Photo of man hugging gray whale in San Ignacio Bay courtesy of Marc Uhlig of Jupiter Labs. Biologist Toni Frohoff has a new way see whales and other wildlife: collaborative watching. That’s right: she wants us to work with whales so we all get something out of the experience. Instead of just being stalkers, we’d interact on mutually agreeable terms. What Frohoff, research director at TerraMar Research and the Trans-Species Institute of Learning, is proposing is an overhaul of eco-tourism standards. She wants the whales (and other animals) to be in on it, to collaborate with the humans that want to watch them.Sound impossible? Well, she does it all the time with gray whales in Baja California. As a behavioral biologist she made an appearance in the much-discussed New York Times Magazine story Watching Whales Watching Us. The gray whales migrate up and down the west coast, seemingly indifferent to humans, but once they reach their nursery harbors off Baja, they suddenly become curious about people.
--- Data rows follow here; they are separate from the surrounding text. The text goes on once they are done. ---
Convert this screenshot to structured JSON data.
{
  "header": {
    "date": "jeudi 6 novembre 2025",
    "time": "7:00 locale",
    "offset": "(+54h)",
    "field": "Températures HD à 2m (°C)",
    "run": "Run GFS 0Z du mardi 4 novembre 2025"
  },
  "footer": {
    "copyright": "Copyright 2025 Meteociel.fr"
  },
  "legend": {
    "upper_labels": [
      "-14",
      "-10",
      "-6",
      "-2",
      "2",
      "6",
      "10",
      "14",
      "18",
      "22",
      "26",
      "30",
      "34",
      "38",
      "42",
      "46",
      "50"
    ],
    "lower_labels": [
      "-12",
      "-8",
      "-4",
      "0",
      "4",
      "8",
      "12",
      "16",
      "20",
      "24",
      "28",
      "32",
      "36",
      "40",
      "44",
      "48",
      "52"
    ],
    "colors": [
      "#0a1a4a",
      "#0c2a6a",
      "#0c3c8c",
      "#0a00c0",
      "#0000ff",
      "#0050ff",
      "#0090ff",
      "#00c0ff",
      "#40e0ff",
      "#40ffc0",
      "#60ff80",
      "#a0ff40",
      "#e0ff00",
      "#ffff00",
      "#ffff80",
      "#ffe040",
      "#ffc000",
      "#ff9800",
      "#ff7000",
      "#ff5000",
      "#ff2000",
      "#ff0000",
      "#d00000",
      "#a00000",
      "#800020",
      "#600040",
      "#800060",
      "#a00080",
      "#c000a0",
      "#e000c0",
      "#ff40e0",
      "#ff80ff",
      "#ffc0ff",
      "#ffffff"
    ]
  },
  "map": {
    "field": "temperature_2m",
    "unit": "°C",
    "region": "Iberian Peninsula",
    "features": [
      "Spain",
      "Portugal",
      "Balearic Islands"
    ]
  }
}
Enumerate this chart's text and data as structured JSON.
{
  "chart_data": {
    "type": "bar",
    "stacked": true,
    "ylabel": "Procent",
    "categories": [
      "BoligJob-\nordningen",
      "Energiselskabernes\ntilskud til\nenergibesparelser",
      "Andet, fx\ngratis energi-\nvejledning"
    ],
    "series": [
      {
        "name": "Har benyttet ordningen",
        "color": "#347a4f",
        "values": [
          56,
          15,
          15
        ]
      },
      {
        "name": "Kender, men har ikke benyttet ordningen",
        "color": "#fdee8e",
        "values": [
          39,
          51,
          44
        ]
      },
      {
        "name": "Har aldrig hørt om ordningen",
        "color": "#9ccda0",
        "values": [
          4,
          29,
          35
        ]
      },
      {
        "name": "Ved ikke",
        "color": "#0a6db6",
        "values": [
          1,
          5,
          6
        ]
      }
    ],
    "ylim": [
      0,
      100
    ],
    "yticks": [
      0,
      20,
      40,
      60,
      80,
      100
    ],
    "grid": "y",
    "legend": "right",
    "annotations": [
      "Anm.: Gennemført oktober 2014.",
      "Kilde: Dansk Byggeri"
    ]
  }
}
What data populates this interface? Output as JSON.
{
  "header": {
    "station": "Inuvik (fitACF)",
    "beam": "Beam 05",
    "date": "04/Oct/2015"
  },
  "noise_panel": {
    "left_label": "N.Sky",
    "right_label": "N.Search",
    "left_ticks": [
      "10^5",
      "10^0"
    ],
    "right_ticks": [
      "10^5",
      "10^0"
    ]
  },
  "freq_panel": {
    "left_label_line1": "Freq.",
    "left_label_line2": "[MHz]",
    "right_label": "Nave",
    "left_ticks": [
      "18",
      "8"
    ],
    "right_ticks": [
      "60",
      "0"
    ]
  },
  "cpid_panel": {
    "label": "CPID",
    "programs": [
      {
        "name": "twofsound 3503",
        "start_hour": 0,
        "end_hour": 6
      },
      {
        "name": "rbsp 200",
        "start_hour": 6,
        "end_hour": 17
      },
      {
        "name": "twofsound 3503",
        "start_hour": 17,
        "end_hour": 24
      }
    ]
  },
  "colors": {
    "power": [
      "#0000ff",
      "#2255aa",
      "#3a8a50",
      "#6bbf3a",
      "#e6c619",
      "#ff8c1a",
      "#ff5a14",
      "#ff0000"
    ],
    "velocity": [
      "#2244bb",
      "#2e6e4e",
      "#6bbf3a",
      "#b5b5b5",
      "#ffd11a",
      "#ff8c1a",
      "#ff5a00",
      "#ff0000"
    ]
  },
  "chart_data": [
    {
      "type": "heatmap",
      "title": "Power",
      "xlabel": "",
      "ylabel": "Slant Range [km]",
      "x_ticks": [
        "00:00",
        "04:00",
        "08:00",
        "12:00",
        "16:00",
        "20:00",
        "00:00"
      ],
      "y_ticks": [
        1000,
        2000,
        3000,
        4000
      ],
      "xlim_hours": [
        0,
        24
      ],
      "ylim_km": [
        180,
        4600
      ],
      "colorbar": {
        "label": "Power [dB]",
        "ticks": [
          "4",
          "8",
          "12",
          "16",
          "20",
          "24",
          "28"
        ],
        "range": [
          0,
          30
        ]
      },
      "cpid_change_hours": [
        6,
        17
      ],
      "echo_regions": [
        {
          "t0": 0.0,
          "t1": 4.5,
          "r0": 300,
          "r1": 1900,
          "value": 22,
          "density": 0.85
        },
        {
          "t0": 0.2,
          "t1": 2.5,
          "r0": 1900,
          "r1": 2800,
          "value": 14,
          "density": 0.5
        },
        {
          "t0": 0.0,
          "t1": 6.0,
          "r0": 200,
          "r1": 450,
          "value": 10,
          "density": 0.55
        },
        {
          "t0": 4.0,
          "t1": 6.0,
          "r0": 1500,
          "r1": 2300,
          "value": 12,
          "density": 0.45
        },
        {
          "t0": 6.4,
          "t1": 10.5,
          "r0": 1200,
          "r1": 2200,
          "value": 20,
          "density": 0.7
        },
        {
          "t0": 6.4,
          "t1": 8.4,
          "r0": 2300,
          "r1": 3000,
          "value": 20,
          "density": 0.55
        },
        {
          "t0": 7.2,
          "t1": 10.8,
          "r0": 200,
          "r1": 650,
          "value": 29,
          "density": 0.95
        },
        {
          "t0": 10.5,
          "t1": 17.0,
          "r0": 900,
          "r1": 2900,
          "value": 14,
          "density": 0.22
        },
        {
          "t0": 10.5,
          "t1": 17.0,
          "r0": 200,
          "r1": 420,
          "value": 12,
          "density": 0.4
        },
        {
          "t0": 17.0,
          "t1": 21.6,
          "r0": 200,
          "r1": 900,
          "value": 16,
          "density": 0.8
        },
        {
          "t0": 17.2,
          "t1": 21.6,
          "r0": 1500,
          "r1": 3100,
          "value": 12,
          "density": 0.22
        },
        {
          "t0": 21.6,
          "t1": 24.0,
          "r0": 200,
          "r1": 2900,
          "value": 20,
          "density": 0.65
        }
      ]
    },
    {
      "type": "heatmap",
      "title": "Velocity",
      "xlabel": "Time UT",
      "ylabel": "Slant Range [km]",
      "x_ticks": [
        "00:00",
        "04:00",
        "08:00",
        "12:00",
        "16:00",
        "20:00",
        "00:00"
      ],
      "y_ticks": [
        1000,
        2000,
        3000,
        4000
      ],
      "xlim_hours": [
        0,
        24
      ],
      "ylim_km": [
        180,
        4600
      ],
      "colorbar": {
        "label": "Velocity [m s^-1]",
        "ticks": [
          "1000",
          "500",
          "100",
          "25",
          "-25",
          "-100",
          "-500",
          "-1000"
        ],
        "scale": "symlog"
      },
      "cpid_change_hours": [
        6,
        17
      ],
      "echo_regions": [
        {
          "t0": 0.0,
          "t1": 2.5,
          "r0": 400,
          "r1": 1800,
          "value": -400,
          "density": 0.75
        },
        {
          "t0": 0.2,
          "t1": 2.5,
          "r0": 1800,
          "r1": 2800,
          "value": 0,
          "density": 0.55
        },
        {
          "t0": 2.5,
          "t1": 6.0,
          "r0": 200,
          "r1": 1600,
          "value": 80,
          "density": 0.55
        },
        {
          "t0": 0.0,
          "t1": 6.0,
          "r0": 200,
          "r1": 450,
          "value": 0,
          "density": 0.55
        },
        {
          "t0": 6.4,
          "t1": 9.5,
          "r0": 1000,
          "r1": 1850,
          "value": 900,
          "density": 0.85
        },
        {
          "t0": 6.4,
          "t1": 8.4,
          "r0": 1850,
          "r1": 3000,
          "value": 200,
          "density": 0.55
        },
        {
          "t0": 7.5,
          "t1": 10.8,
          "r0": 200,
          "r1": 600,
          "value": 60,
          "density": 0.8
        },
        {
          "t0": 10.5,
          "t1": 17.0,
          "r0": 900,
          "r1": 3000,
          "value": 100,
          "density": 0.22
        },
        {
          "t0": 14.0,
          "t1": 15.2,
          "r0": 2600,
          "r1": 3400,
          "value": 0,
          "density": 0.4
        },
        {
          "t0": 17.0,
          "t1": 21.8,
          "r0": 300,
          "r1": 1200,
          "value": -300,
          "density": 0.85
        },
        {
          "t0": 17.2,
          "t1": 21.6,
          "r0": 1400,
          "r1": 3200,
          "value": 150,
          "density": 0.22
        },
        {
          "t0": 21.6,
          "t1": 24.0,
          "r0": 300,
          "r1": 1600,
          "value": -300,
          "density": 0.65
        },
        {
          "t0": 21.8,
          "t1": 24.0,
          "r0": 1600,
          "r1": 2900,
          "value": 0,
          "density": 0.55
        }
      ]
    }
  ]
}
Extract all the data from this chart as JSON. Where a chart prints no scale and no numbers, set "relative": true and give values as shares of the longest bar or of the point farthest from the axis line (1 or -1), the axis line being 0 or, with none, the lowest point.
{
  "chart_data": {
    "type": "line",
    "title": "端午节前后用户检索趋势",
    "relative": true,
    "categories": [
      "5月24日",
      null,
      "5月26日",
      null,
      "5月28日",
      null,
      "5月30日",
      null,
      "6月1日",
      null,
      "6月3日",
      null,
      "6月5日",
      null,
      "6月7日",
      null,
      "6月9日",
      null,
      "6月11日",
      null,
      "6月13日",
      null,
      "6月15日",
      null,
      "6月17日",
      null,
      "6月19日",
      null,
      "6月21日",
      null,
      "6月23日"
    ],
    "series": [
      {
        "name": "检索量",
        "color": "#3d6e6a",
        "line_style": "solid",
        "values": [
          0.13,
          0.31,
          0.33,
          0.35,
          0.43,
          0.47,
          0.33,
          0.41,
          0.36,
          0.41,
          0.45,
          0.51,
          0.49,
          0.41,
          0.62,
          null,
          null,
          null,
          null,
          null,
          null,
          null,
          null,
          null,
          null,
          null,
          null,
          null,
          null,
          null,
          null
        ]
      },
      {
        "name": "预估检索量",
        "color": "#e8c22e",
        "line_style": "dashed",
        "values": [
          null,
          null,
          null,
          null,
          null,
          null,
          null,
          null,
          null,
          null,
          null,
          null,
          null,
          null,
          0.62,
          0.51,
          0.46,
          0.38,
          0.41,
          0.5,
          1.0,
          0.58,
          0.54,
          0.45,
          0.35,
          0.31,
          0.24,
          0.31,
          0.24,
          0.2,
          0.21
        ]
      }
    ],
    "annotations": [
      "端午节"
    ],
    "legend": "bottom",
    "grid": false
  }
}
That’s even more remarkable since people once slaughtered whales here–so much so the species was almost wiped out. But now they’ve realized people–or at least the people in these harbors–aren’t throwing harpoons, they are offering hugs.

Photo of whale near row boat courtesy of FarFlungPhotos and Tarnya Hall.What do the whales get out of it? For reasons no one can explain, they seem really into it, coming up to boats curiously and seeking out interaction, not just tolerating it.